Pour les besoins de l’étude, les chercheurs ont stimulé un environnement de bureau et choisi que les tâches devaient être effectuées par courriel, outil très souvent sollicité dans ce cadre. Selon les directives, les sujets devaient se mettre dans la peau d’un gestionnaire de ressources humaines dans une moyenne entreprise d’approvisionnement artisanal. Ils venaient juste de rentrer de vacances et ont reçu comme consigne de répondre à tous les courriels dans leur messagerie aussi rapidement, correctement et poliment que possible. Ils ont reçu une fiche avec des canevas de réponses qu’il devait suivre pour donner suite à des courriels par exemple niveau dans l’entreprise et scolaire du personnel, heures supplémentaires, etc.

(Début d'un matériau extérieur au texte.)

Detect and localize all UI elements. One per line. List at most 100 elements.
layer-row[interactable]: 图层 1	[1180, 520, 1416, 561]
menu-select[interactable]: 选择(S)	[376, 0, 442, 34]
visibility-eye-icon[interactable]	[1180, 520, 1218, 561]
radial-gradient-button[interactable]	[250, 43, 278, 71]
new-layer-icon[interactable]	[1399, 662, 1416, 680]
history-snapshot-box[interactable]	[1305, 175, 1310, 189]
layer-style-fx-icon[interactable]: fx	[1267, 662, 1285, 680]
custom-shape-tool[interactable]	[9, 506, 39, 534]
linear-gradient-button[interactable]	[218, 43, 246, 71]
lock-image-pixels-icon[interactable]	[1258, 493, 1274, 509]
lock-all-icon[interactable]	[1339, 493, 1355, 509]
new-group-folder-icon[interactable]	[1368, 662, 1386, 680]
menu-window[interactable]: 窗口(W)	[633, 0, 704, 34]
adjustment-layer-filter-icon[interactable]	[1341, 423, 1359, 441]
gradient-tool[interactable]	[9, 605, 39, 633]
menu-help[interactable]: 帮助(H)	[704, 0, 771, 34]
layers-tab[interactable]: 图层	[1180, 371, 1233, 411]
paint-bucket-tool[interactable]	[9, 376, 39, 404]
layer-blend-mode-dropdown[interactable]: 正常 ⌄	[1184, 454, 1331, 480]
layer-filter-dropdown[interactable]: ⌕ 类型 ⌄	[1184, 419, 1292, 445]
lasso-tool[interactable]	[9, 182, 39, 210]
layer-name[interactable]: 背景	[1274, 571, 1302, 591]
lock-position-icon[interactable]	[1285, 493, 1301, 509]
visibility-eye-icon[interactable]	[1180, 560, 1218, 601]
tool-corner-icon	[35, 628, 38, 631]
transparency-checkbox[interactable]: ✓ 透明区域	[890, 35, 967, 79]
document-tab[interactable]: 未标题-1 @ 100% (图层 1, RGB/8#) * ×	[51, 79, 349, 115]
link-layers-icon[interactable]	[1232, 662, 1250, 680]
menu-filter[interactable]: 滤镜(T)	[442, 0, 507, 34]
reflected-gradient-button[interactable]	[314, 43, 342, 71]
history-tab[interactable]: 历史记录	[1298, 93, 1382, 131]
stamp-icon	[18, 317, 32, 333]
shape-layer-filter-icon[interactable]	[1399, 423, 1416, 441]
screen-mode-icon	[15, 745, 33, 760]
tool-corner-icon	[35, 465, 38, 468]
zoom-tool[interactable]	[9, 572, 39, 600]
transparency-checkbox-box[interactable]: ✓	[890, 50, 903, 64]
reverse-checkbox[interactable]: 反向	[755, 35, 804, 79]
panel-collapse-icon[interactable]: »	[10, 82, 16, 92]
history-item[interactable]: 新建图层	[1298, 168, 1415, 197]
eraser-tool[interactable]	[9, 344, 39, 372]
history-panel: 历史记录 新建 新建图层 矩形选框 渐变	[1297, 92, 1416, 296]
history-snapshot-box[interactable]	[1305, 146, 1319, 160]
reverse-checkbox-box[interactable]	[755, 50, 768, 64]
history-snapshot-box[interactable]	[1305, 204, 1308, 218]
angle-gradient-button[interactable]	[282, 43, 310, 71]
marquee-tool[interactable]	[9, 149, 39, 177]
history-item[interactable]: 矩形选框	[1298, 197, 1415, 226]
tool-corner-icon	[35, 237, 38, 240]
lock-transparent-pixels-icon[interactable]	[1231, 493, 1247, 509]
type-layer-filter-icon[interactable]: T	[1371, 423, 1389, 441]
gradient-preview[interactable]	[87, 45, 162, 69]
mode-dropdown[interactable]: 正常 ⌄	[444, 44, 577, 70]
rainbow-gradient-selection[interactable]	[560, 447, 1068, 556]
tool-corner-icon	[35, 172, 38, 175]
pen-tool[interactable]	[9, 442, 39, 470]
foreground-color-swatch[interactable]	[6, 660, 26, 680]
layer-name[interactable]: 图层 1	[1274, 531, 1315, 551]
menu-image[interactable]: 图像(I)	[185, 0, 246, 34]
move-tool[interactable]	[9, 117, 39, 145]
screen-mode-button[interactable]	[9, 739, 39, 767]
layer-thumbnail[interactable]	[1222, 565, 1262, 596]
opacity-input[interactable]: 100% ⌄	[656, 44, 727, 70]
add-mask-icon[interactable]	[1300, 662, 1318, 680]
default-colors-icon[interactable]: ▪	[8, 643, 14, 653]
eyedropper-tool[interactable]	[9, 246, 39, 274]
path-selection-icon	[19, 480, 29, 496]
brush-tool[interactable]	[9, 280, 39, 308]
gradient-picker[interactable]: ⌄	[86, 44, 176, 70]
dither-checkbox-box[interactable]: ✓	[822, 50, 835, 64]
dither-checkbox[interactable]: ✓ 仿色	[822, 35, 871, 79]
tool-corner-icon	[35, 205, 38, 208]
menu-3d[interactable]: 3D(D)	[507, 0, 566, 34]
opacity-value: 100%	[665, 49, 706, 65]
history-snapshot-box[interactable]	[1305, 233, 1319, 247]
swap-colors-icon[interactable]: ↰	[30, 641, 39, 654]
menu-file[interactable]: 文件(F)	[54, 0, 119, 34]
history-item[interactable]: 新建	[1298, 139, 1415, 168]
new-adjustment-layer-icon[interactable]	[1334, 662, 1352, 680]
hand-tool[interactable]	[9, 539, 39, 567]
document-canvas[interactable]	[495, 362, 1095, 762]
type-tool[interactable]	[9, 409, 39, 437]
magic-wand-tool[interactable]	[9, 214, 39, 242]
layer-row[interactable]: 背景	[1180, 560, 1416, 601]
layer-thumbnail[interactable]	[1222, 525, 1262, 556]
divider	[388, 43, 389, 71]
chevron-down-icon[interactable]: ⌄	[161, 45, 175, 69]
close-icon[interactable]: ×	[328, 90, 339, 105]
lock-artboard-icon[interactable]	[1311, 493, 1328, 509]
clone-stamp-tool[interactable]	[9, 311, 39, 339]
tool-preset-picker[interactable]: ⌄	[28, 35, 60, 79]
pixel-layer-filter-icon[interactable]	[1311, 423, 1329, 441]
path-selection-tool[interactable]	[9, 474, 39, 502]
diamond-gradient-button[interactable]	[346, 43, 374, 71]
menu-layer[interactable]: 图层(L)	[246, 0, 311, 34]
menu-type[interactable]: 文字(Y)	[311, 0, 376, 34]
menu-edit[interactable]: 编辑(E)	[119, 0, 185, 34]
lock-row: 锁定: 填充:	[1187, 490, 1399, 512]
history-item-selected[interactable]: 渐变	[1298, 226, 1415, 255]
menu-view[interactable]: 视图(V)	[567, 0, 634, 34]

Les sujets devaient répondre à 12 courriels quel que soit le type d’interruption auquel il faisait face.
Au départ, aucune interruption n’a été provoquée et le panel a répondu aux questions comme dans une entreprise, ce qui a constitué la condition de base. Par la suite, un « superviseur » les appelait de façon sporadique pour leur poser des questions relatives aux ressources humaines (par exemple combien d’employés, y compris vous, êtes dans le département aujourd’hui ?). Ces questions étaient donc dans le même contexte que la tâche initiale. Par la suite, le superviseur les appelait pour leur poser des questions qui n’avaient rien à voir avec les ressources humaines et sur des sujets pris au hasard pour stimuler le type d’interruption qui pourrait être créées en condition réelle en entreprise (comme de combien de hamburgers avons-nous besoin pour 240 employés ?).
Les chercheurs ont alors dressé un tableau des variables dépendantes. L’une d’elle était le temps total pour effectuer une tâche. Les chercheurs ont déduit à chaque fois le temps total des interruptions (ce temps étant de zéro pour la condition de base). Si le temps pour effectuer une tâche était plus grand avec des interruptions, alors cela pouvait révéler qu’un temps additionnel était nécessaire pour finir une tâche après une interruption. D’autres variables ont également été prises en compte comme le stress, la frustration ou encore la pression du temps pour constituer un autre tableau.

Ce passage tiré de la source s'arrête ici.